Drei Formen und ihre Bedeutung
| Form | Kurzfristige Zinsen | Langfristige Zinsen | Signal |
|---|---|---|---|
| Normal (steil) | niedrig | hoch | Wirtschaft wächst normal |
| Flach | ähnlich | ähnlich | Wirtschaft in Übergang |
| Invers | hoch | niedrig | Rezessionswarnung |
Die inverse Zinsstrukturkurve als Rezessionsindikator
Wenn kurzfristige Zinsen (z. B. 2-Jahres-Anleihe) höher sind als langfristige (10-Jahres-Anleihe), nennt man die Kurve invers. Historisch war eine inverse US-Kurve ein zuverlässiger Vorbote einer Rezession – mit einem Vorlauf von ca. 12–24 Monaten. In 2022–2023 war auch die US-Kurve deutlich invers.
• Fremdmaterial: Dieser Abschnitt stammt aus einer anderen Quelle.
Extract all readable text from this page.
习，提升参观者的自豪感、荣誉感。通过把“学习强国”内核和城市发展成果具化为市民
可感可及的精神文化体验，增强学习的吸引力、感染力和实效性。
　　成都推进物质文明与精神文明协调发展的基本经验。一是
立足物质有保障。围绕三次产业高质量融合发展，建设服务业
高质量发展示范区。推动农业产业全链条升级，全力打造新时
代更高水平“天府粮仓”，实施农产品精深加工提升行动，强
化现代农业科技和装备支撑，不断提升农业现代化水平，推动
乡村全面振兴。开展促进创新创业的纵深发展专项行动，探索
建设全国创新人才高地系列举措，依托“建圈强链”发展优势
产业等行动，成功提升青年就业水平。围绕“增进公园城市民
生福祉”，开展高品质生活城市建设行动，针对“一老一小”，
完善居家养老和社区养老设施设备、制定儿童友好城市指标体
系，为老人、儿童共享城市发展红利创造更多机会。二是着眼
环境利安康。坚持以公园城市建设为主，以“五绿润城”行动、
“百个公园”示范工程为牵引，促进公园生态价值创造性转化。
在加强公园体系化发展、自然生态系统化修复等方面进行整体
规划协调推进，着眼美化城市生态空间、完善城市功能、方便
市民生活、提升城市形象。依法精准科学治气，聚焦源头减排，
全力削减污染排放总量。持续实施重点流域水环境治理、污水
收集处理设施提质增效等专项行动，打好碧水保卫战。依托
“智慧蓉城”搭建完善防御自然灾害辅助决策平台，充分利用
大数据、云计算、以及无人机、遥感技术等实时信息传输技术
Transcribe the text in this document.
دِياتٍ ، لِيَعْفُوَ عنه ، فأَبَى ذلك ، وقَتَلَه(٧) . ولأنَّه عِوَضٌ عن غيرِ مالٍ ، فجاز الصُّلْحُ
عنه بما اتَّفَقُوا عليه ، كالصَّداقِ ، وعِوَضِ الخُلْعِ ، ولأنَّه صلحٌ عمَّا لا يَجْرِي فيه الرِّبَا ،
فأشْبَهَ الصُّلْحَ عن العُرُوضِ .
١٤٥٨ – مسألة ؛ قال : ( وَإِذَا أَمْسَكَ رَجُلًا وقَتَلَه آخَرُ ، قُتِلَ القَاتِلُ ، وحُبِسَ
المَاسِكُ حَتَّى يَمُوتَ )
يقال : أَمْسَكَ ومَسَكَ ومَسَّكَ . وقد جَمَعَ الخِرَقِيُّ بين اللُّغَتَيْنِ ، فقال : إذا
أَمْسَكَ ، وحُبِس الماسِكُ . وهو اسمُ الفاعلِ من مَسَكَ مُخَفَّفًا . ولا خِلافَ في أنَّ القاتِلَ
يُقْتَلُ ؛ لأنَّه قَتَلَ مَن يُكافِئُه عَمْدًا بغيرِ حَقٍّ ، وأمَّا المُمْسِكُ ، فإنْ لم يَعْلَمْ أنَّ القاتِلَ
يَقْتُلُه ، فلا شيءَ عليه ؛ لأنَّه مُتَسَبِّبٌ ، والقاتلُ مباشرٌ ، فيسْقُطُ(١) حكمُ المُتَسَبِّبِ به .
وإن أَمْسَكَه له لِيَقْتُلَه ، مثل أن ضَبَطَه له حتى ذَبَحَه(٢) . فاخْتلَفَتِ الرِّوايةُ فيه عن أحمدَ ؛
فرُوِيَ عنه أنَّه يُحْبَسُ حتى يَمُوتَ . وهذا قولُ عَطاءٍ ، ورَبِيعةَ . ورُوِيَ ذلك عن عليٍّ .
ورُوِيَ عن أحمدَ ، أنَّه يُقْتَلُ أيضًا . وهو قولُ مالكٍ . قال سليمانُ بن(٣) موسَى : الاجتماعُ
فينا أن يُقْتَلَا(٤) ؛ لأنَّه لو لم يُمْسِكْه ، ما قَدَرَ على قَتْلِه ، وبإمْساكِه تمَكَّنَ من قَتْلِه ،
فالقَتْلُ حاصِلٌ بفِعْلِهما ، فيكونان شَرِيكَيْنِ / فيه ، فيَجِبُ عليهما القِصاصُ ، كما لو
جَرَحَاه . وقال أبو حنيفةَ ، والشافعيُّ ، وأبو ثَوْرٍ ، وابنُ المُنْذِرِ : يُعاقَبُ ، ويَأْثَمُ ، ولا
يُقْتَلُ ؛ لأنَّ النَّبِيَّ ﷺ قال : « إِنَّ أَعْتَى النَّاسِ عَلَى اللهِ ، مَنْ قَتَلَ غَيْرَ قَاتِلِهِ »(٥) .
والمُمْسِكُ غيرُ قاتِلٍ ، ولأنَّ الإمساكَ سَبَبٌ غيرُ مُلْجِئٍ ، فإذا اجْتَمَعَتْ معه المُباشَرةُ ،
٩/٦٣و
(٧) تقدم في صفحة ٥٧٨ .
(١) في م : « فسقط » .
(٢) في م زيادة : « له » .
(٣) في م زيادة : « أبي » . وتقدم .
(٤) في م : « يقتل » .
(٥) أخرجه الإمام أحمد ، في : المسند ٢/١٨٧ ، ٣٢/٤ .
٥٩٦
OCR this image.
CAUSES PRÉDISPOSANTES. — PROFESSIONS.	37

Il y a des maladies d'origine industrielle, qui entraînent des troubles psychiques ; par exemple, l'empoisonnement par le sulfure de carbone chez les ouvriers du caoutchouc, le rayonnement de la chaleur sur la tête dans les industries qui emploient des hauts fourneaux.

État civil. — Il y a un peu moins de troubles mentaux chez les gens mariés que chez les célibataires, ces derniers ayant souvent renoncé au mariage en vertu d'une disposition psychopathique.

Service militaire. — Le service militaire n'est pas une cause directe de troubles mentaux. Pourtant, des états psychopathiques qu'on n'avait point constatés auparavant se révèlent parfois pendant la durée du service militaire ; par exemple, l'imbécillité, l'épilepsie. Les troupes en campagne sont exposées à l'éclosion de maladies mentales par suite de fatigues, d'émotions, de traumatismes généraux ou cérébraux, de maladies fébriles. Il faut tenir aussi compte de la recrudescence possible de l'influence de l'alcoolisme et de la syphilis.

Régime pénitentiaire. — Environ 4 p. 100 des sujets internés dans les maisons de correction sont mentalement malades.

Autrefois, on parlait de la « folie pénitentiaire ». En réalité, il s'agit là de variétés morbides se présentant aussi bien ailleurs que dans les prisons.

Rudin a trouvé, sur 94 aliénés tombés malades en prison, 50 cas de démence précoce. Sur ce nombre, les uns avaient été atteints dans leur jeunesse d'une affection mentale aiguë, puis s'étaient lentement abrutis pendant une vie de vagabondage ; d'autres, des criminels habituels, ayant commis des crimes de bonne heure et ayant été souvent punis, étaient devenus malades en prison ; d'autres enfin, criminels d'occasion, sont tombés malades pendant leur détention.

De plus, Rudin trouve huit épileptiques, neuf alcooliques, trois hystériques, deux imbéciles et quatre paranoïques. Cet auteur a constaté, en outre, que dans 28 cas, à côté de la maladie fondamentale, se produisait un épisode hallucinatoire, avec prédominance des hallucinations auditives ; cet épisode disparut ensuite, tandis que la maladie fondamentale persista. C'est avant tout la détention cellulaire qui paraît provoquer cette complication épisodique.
Was bedeutet das für Festgeld-Anleger?
Bei inverser Zinskurve sind kurzfristige Festgeldsätze oft besser als langfristige. Das war in 2023 tatsächlich der Fall: 12-Monats-Festgeld brachte mehr als 5-Jahres-Festgeld. Wer das erkannte, konnte besser disponieren.